Featured image: The writers emphasise that the Quran and Sunnah have clear guidelines on gender equality and women’s rights. (Photo LEO LINTANG/ 123RF.COM)
Mahmood Sanglay replies to the main points raised by Jasmine Khan and Najmunesa Solomon
I THANK Jasmine Khan and Najmunesa Solomon for responding to the article on misogyny.
The definition of misogyny as used in the article is, in its entirety, derived from the dictionary. Nothing in the definition was changed as alleged by Khan and Solomon, and I refer them to Merriam-Webster as the source. Furthermore, I clarify in the article that the aspect of the definition that applies especially to the moulana is stereotyping. It is therefore inaccurate to reduce my definition of misogyny to hatred of women.
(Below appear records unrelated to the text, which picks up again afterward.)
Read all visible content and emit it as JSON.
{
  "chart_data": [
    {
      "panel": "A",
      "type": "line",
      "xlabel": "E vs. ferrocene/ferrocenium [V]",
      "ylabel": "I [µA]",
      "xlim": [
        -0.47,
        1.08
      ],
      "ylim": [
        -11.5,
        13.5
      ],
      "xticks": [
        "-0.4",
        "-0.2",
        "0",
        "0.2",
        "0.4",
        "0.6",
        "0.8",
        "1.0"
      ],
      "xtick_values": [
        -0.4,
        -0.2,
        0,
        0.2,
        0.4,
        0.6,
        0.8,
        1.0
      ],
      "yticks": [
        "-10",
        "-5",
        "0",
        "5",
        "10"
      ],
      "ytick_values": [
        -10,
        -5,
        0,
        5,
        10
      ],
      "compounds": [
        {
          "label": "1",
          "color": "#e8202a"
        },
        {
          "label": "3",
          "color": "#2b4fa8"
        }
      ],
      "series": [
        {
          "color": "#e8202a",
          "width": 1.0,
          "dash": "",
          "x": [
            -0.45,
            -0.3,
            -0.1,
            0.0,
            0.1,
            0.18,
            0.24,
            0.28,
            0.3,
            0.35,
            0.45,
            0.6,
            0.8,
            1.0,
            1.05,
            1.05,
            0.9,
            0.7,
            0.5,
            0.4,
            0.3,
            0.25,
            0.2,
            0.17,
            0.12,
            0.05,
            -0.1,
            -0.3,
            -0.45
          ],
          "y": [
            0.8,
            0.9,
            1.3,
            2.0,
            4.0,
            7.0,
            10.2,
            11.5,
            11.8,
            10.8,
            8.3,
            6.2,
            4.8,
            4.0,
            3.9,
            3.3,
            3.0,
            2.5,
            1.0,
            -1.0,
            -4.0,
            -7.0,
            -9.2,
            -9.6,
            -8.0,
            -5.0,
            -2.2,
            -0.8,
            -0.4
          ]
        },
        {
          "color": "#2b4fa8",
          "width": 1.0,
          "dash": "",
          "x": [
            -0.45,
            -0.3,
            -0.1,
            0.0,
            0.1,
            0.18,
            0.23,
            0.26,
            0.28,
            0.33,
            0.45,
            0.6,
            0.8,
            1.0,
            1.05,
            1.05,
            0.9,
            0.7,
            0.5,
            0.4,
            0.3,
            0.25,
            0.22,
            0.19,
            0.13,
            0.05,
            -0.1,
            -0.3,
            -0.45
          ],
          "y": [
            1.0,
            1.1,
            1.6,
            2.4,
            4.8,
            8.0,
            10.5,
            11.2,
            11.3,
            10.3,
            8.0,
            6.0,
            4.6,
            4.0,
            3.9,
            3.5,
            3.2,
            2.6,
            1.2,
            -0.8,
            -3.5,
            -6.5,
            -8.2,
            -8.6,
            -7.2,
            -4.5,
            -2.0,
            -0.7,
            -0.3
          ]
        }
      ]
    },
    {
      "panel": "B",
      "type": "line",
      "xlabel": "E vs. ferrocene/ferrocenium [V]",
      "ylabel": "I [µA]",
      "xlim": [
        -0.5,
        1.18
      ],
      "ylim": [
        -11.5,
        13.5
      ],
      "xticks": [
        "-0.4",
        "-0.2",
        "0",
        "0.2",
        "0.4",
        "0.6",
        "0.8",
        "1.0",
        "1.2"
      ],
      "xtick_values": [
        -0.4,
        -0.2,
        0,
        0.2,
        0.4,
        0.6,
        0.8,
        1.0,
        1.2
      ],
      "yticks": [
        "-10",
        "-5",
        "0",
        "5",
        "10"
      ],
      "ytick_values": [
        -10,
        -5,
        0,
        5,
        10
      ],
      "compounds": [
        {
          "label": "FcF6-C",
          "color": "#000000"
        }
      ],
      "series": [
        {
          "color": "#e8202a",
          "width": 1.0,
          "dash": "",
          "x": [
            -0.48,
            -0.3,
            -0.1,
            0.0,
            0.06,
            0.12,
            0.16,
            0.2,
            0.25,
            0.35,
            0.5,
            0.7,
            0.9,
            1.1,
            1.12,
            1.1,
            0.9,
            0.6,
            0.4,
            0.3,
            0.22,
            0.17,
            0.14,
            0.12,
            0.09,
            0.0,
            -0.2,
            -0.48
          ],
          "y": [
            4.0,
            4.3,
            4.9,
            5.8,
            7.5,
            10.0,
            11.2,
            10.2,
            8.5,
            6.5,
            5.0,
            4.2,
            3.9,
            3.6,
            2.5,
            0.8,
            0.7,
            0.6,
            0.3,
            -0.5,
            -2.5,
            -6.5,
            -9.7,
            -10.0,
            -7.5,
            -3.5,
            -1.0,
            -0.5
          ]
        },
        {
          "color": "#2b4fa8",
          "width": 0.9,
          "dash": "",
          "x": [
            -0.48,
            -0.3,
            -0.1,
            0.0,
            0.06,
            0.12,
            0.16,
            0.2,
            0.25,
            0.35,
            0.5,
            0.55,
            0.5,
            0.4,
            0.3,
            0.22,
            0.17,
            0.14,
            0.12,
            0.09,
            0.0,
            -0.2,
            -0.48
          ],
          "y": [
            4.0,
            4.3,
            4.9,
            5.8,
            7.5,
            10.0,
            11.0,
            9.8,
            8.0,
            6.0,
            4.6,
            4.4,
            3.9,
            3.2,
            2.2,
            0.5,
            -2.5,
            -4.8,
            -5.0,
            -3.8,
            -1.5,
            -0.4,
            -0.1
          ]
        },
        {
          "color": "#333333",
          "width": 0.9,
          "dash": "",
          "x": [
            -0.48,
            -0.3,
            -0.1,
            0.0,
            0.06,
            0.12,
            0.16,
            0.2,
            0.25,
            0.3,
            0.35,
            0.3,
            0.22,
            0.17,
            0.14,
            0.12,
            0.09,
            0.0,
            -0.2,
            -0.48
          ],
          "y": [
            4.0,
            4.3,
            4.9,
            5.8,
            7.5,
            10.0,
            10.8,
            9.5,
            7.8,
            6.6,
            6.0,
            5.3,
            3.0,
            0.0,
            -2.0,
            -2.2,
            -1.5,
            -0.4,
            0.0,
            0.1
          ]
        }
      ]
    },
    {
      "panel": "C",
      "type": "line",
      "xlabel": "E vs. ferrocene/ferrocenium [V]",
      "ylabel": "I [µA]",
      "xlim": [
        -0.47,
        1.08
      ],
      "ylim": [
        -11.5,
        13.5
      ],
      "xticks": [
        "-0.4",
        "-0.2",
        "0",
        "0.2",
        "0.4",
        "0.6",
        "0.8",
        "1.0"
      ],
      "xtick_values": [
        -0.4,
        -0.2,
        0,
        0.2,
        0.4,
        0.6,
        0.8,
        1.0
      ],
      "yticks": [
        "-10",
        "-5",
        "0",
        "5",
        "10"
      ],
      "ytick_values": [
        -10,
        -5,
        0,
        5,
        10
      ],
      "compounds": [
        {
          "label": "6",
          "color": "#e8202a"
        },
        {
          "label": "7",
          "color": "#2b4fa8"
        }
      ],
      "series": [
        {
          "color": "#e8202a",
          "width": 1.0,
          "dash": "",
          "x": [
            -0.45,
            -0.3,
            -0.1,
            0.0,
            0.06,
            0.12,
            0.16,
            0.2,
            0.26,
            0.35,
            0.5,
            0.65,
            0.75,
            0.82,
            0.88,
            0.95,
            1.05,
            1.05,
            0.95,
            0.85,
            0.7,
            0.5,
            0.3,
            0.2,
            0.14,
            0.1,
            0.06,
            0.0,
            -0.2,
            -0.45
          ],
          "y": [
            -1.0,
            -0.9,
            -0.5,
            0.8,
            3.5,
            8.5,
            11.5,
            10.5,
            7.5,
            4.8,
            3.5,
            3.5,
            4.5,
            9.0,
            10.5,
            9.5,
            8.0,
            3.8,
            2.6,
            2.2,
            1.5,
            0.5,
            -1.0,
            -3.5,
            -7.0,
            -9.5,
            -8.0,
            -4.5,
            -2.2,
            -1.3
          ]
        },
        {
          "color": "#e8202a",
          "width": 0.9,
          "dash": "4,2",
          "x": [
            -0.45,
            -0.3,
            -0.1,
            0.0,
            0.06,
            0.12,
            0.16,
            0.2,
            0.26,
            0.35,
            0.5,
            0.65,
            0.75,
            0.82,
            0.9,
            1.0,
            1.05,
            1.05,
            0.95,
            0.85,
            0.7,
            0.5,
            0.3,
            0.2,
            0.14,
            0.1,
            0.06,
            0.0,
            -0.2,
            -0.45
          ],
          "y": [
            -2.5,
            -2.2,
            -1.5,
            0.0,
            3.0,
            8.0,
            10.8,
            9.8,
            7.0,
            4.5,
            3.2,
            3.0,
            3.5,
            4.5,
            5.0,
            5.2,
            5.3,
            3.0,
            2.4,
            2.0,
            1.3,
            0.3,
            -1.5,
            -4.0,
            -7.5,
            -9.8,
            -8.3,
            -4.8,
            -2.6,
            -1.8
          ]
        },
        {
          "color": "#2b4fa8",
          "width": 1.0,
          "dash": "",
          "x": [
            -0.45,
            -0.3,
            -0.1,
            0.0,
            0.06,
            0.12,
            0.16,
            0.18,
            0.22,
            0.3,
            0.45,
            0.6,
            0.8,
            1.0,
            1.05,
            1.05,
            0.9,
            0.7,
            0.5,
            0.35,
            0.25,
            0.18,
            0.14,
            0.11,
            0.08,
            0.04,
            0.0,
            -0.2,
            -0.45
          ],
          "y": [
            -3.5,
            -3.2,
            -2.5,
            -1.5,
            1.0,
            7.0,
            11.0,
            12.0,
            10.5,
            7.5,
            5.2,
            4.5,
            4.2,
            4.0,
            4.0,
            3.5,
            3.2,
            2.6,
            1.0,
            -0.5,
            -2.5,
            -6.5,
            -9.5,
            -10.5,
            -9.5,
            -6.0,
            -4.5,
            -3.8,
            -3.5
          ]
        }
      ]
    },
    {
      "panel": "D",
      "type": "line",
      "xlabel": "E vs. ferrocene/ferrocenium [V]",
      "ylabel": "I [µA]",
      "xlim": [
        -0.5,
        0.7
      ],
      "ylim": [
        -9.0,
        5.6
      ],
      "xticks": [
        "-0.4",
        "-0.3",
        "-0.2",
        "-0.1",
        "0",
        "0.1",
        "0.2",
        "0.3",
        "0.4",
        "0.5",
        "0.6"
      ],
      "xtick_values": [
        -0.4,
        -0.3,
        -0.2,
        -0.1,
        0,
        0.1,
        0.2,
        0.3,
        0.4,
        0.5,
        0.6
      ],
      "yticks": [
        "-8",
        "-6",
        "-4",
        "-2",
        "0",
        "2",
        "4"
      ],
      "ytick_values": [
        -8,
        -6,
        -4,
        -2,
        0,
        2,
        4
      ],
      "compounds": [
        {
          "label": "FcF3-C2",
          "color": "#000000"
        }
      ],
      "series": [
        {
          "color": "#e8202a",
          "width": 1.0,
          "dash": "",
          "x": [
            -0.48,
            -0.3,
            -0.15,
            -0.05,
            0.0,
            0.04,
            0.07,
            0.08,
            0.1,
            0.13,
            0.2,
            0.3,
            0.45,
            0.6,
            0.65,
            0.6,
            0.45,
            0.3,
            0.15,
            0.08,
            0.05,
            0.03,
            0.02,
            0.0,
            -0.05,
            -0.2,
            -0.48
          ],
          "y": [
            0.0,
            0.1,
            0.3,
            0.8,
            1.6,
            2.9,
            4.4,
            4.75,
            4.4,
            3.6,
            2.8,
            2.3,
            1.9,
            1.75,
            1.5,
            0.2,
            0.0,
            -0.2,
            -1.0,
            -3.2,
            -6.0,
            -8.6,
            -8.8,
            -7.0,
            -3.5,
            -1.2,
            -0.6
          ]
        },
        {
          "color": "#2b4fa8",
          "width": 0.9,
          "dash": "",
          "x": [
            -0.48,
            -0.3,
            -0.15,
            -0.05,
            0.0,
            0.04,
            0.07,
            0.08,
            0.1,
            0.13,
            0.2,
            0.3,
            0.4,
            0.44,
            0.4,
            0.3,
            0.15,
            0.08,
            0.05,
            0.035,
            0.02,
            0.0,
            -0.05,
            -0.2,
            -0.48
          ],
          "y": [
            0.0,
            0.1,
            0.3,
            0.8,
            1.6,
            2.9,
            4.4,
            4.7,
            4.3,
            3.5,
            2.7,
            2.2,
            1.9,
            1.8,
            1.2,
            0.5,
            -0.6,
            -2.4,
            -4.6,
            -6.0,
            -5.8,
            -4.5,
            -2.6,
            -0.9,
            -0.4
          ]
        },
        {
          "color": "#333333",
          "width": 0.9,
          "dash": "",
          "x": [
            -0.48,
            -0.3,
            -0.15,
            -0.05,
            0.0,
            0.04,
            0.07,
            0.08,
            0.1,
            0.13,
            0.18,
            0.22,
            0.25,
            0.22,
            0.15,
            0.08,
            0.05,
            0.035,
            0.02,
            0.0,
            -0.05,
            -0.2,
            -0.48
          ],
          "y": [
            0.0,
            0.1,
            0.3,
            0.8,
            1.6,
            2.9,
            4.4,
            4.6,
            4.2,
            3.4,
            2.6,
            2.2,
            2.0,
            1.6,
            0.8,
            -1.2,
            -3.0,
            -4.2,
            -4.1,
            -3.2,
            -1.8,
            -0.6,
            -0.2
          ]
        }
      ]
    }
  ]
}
Nowhere in the article is it – either implicitly or explicitly – stated that the moulana is a woman hater. Nor does it deal at all with hatred of women. Instead, it deals essentially with the abuse of polygyny and ways in which women are subjected to stereotyping. Therefore, the use of the word misogyny, in the sense expressly defined and intended in the article, is entirely appropriate.
Also, nowhere in the article do I state – or imply – that all Muslim men are misogynists or that they hate women. In each of the two instances that I use the term ‘Muslim men’ it is clearly qualified by the context. First, by the three kinds of prejudice specifically applicable to the utterances of the moulana. Second, by the qualification ‘among’ which denotes some men, as opposed to all men. In a third instance, it is a case of legitimate generic usage as it refers to the call for guidelines to govern the conduct of all men.
The audience of the offending video clip is potentially global, given that it was quite deliberately released by its producer on a highly viral social media platform. The magnitude of this audience clearly dwarfs the number of people who know of the moulana’s reputation as a champion of women’s issues. Thus, the damage done to his reputation is directly due to the video he released and not due to the responses it elicited. It is also important to note that the moulana is a public figure who was well aware he is addressing an audience significantly wider than his own community.
Khan and Solomon correctly point out that the Quran and Sunnah provide clear guidelines on all aspects of life. This is not disputed in the article. However, they have to concede that there is a policy vacuum and inadequate public programmes in our leading Muslim institutions to address problems such as misogyny. The call for implementation of policy to transform Muslim institutions does not presume any deficiency in the Quran or the Sunnah.
Khan and Solomon have misread and missed the key point of the article, which is to draw the reader beyond a narrow consideration of one man’s stereotyping of women. It connects the stereotyping to broader patterns of misogyny, mainly in polygyny and within Muslim institutions generally.